Example of the process flow between client lib and collector cluster

         Client lib                         Collector1             Collector2              Collector3
 (Set collector.servers=Collector2)              (Collector 1,2,3 constitute the cluster)
             |
             +-----------> naming service ---------------------------->|
                                                                       |
             |<------- receive gRPC IP:Port(s) of Collector 1,2,3---<--|
             |
             |Select a random gRPC service
             |For example collector 3
             |
             |------------------------->Uplink gRPC service----------------------------------->|

Collector Cluster Discovery

When collectors are running in cluster mode, collector must discovery each other in some way. In default, SkyWalking uses Zookeeper to coordinate and as register center for instance discovery.

Through the above section(Multiple connection ways), client lib will not use the Zookeeper to find cluster. And we suggest the client shouldn't do it in that way. Because the cluster discovery mechanism is switchable, provided by modulization core. Relying on that breaks the switchable capability.

We hope the community provides more implementor to do cluster discovery, such as Eureka, Consul, Kubernate.

Streaming Mode

Streaming mode likes a lightweight storm/spark implementation, which allows using APIs to build streaming process graph(DAG), and the input/output data contracts of each node.

New module can find and extend the existed process graph.

There are three cases in processing

Synchronizing process. Tranditional method invocation.
Asynchronizing process, a.k.a batch process based on Queue buffer.
Remote process. Aggregate metrices across collector. In that way, selector is defined in node to decide how to find the collector in cluster. (HashCode, Rolling, ForeverFirst are the three ways supported)

By having these features, collector cluster runs like as a streaming net, to aggregate the metrics and don't rely on the storage implementor to support writing the same metric id concurrently.
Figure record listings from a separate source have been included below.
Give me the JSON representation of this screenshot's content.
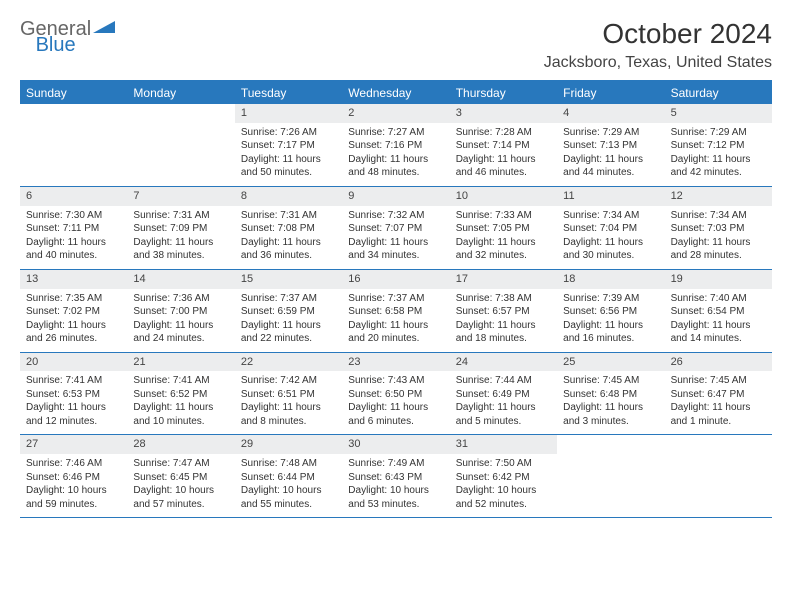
{
  "logo": {
    "text1": "General",
    "text2": "Blue"
  },
  "title": "October 2024",
  "location": "Jacksboro, Texas, United States",
  "styles": {
    "accent_color": "#2878bd",
    "header_text_color": "#ffffff",
    "daynum_bg": "#ecedee",
    "body_color": "#333333",
    "font_family": "Arial",
    "title_fontsize": 28,
    "location_fontsize": 16,
    "dayheader_fontsize": 12,
    "cell_fontsize": 10
  },
  "day_headers": [
    "Sunday",
    "Monday",
    "Tuesday",
    "Wednesday",
    "Thursday",
    "Friday",
    "Saturday"
  ],
  "weeks": [
    [
      {
        "empty": true
      },
      {
        "empty": true
      },
      {
        "num": "1",
        "sunrise": "Sunrise: 7:26 AM",
        "sunset": "Sunset: 7:17 PM",
        "daylight": "Daylight: 11 hours and 50 minutes."
      },
      {
        "num": "2",
        "sunrise": "Sunrise: 7:27 AM",
        "sunset": "Sunset: 7:16 PM",
        "daylight": "Daylight: 11 hours and 48 minutes."
      },
      {
        "num": "3",
        "sunrise": "Sunrise: 7:28 AM",
        "sunset": "Sunset: 7:14 PM",
        "daylight": "Daylight: 11 hours and 46 minutes."
      },
      {
        "num": "4",
        "sunrise": "Sunrise: 7:29 AM",
        "sunset": "Sunset: 7:13 PM",
        "daylight": "Daylight: 11 hours and 44 minutes."
      },
      {
        "num": "5",
        "sunrise": "Sunrise: 7:29 AM",
        "sunset": "Sunset: 7:12 PM",
        "daylight": "Daylight: 11 hours and 42 minutes."
      }
    ],
    [
      {
        "num": "6",
        "sunrise": "Sunrise: 7:30 AM",
        "sunset": "Sunset: 7:11 PM",
        "daylight": "Daylight: 11 hours and 40 minutes."
      },
      {
        "num": "7",
        "sunrise": "Sunrise: 7:31 AM",
        "sunset": "Sunset: 7:09 PM",
        "daylight": "Daylight: 11 hours and 38 minutes."
      },
      {
        "num": "8",
        "sunrise": "Sunrise: 7:31 AM",
        "sunset": "Sunset: 7:08 PM",
        "daylight": "Daylight: 11 hours and 36 minutes."
      },
      {
        "num": "9",
        "sunrise": "Sunrise: 7:32 AM",
        "sunset": "Sunset: 7:07 PM",
        "daylight": "Daylight: 11 hours and 34 minutes."
      },
      {
        "num": "10",
        "sunrise": "Sunrise: 7:33 AM",
        "sunset": "Sunset: 7:05 PM",
        "daylight": "Daylight: 11 hours and 32 minutes."
      },
      {
        "num": "11",
        "sunrise": "Sunrise: 7:34 AM",
        "sunset": "Sunset: 7:04 PM",
        "daylight": "Daylight: 11 hours and 30 minutes."
      },
      {
        "num": "12",
        "sunrise": "Sunrise: 7:34 AM",
        "sunset": "Sunset: 7:03 PM",
        "daylight": "Daylight: 11 hours and 28 minutes."
      }
    ],
    [
      {
        "num": "13",
        "sunrise": "Sunrise: 7:35 AM",
        "sunset": "Sunset: 7:02 PM",
        "daylight": "Daylight: 11 hours and 26 minutes."
      },
      {
        "num": "14",
        "sunrise": "Sunrise: 7:36 AM",
        "sunset": "Sunset: 7:00 PM",
        "daylight": "Daylight: 11 hours and 24 minutes."
      },
      {
        "num": "15",
        "sunrise": "Sunrise: 7:37 AM",
        "sunset": "Sunset: 6:59 PM",
        "daylight": "Daylight: 11 hours and 22 minutes."
      },
      {
        "num": "16",
        "sunrise": "Sunrise: 7:37 AM",
        "sunset": "Sunset: 6:58 PM",
        "daylight": "Daylight: 11 hours and 20 minutes."
      },
      {
        "num": "17",
        "sunrise": "Sunrise: 7:38 AM",
        "sunset": "Sunset: 6:57 PM",
        "daylight": "Daylight: 11 hours and 18 minutes."
      },
      {
        "num": "18",
        "sunrise": "Sunrise: 7:39 AM",
        "sunset": "Sunset: 6:56 PM",
        "daylight": "Daylight: 11 hours and 16 minutes."
      },
      {
        "num": "19",
        "sunrise": "Sunrise: 7:40 AM",
        "sunset": "Sunset: 6:54 PM",
        "daylight": "Daylight: 11 hours and 14 minutes."
      }
    ],
    [
      {
        "num": "20",
        "sunrise": "Sunrise: 7:41 AM",
        "sunset": "Sunset: 6:53 PM",
        "daylight": "Daylight: 11 hours and 12 minutes."
      },
      {
        "num": "21",
        "sunrise": "Sunrise: 7:41 AM",
        "sunset": "Sunset: 6:52 PM",
        "daylight": "Daylight: 11 hours and 10 minutes."
      },
      {
        "num": "22",
        "sunrise": "Sunrise: 7:42 AM",
        "sunset": "Sunset: 6:51 PM",
        "daylight": "Daylight: 11 hours and 8 minutes."
      },
      {
        "num": "23",
        "sunrise": "Sunrise: 7:43 AM",
        "sunset": "Sunset: 6:50 PM",
        "daylight": "Daylight: 11 hours and 6 minutes."
      },
      {
        "num": "24",
        "sunrise": "Sunrise: 7:44 AM",
        "sunset": "Sunset: 6:49 PM",
        "daylight": "Daylight: 11 hours and 5 minutes."
      },
      {
        "num": "25",
        "sunrise": "Sunrise: 7:45 AM",
        "sunset": "Sunset: 6:48 PM",
        "daylight": "Daylight: 11 hours and 3 minutes."
      },
      {
        "num": "26",
        "sunrise": "Sunrise: 7:45 AM",
        "sunset": "Sunset: 6:47 PM",
        "daylight": "Daylight: 11 hours and 1 minute."
      }
    ],
    [
      {
        "num": "27",
        "sunrise": "Sunrise: 7:46 AM",
        "sunset": "Sunset: 6:46 PM",
        "daylight": "Daylight: 10 hours and 59 minutes."
      },
      {
        "num": "28",
        "sunrise": "Sunrise: 7:47 AM",
        "sunset": "Sunset: 6:45 PM",
        "daylight": "Daylight: 10 hours and 57 minutes."
      },
      {
        "num": "29",
        "sunrise": "Sunrise: 7:48 AM",
        "sunset": "Sunset: 6:44 PM",
        "daylight": "Daylight: 10 hours and 55 minutes."
      },
      {
        "num": "30",
        "sunrise": "Sunrise: 7:49 AM",
        "sunset": "Sunset: 6:43 PM",
        "daylight": "Daylight: 10 hours and 53 minutes."
      },
      {
        "num": "31",
        "sunrise": "Sunrise: 7:50 AM",
        "sunset": "Sunset: 6:42 PM",
        "daylight": "Daylight: 10 hours and 52 minutes."
      },
      {
        "empty": true
      },
      {
        "empty": true
      }
    ]
  ]
}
Swtichable Storage Implementors

Because streaming mode takes care of the concurrent, storage implementor responsibilities are provide high speed write, and group query.

Right now, we supported ElasticSearch as primary implementor, H2 for preview, and MySQL Relational Database cluster managed by ShardingShpere project.

Web UI

Besides the principles in collector design, UI is another core component in SkyWalking. It is based on React, Antd and Zuul proxy to provide collector cluster discovery, query dispatch and visualziation.

Web UI shares the similiar process flow as client's 1.naming then 2.uplink mechanism in Multiple connection ways section. The only difference is that, replace the uplink with GraphQL query protocol in HTTP binding at the host and port under ui/jetty/ in yaml definition(default:localhost:12800).